Detection of humoral responses with ELISA

Levels of IgGs against Spike and NCP proteins, IgM against NCP, and neutralizing antibodies were analysed by ELISA (Euroimmun, Lübek, Germany). IgGs against Spike were quantified with the QuantiVac kit; IgGs and IgMs against NCP were semi-quantified with the Anti-SARS-CoV-2 (IgG or IgM) kits; and neutralizing antibodies were measured with the NeutraLISA kit.

Plasma was incubated in a 96-well plate with specific fixed SARS-CoV-2 antigens for the measurement of IgGs against Spike, and IgG and IgM against NCP. For measuring neutralizing antibodies, plasma was incubated with the ACE2 human receptor which acts as a competitor to bind the S1/RBD domain from the SARS-CoV-2 Wuhan strain, fixed in the well.

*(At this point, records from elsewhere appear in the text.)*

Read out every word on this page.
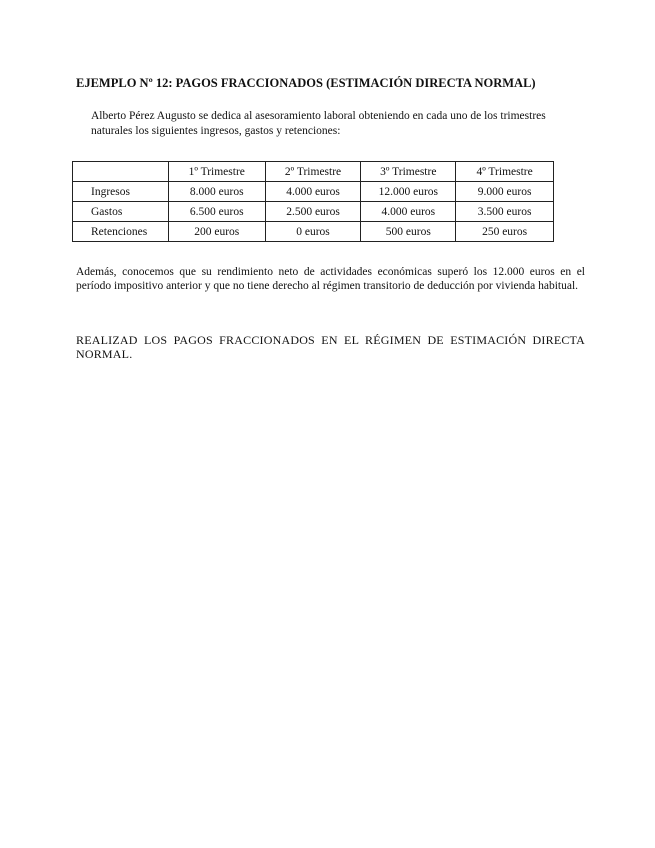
EJEMPLO Nº 12: PAGOS FRACCIONADOS (ESTIMACIÓN DIRECTA NORMAL)
Alberto Pérez Augusto se dedica al asesoramiento laboral obteniendo en cada uno de los trimestres
naturales los siguientes ingresos, gastos y retenciones:
	1º Trimestre	2º Trimestre	3º Trimestre	4º Trimestre
Ingresos	8.000 euros	4.000 euros	12.000 euros	9.000 euros
Gastos	6.500 euros	2.500 euros	4.000 euros	3.500 euros
Retenciones	200 euros	0 euros	500 euros	250 euros
Además, conocemos que su rendimiento neto de actividades económicas superó los 12.000 euros en el período impositivo anterior y que no tiene derecho al régimen transitorio de deducción por vivienda habitual.
REALIZAD LOS PAGOS FRACCIONADOS EN EL RÉGIMEN DE ESTIMACIÓN DIRECTA NORMAL.
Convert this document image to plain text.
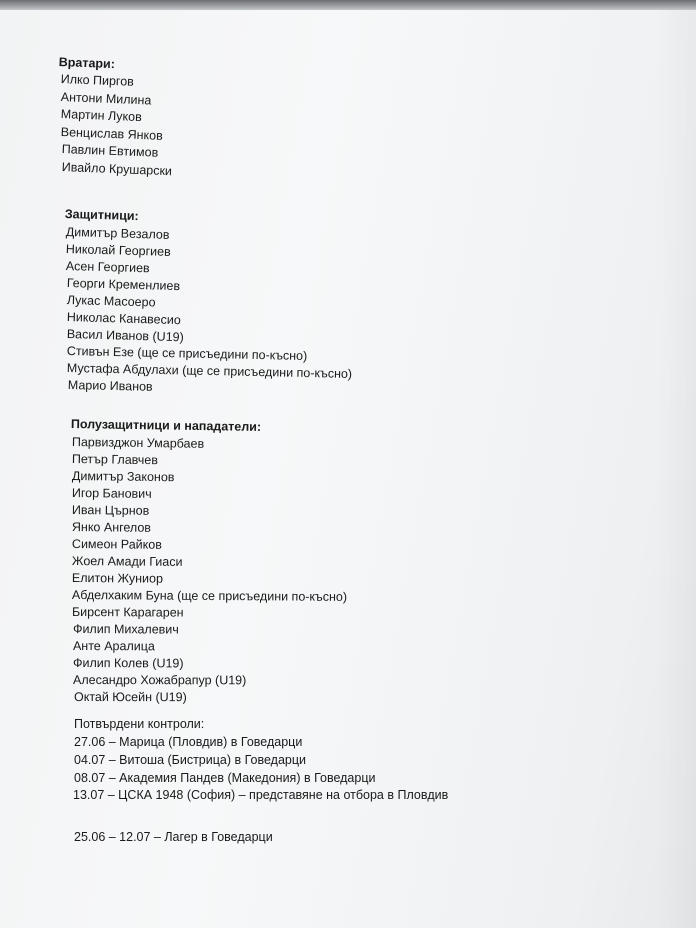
Вратари:
Илко Пиргов
Антони Милина
Мартин Луков
Венцислав Янков
Павлин Евтимов
Ивайло Крушарски
Защитници:
Димитър Везалов
Николай Георгиев
Асен Георгиев
Георги Кременлиев
Лукас Масоеро
Николас Канавесио
Васил Иванов (U19)
Стивън Езе (ще се присъедини по-късно)
Мустафа Абдулахи (ще се присъедини по-късно)
Марио Иванов
Полузащитници и нападатели:
Парвизджон Умарбаев
Петър Главчев
Димитър Законов
Игор Банович
Иван Църнов
Янко Ангелов
Симеон Райков
Жоел Амади Гиаси
Елитон Жуниор
Абделхаким Буна (ще се присъедини по-късно)
Бирсент Карагарен
Филип Михалевич
Анте Аралица
Филип Колев (U19)
Алесандро Хожабрапур (U19)
Октай Юсейн (U19)
Потвърдени контроли:
27.06 – Марица (Пловдив) в Говедарци
04.07 – Витоша (Бистрица) в Говедарци
08.07 – Академия Пандев (Македония) в Говедарци
13.07 – ЦСКА 1948 (София) – представяне на отбора в Пловдив
25.06 – 12.07 – Лагер в Говедарци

Samples were tested in batches, having each batch a positive and a negative control to validate the test. For the semi-quantification of IgGs and IgMs against NCP, a calibrator was included to perform an absorbance ratio (AR = absorbance of the sample/absorbance of the calibrator). To quantify levels of IgG against Spike, a six-point calibration curve was used to quantify anti-Spike IgG levels [concentration given in Binding Antibody Units (BAU)/mL]. Finally, for the neutralizing antibodies ELISA, two replicas of a blank were included to calculate the percentage of neutralization [% of neutralization = 100 − ((absorbance of the sample*100)/absorbance of the blank)]. Positive, borderline, and negative cut-off values for each test were provided by the manufacturer’s instructions.

Statistical analysis

The statistical analysis used to compare T-cell responses and ratios among groups was the two-tailed Mann–Whitney U-test for unpaired comparisons. Comparisons among the number of positives obtained in acute and convalescent cases in detecting IFN-γ, IL-2 response or response for at least one of the cytokines was calculated by a Cochran test. Statistical significance was considered when a p-value < 0.05 was obtained. Correlations were assessed by two-tailed non-parametric Spearman test. Both statistical analysis and graphical representations were done with GraphPad v8 (GraphPad Software, Inc, San Diego, CA).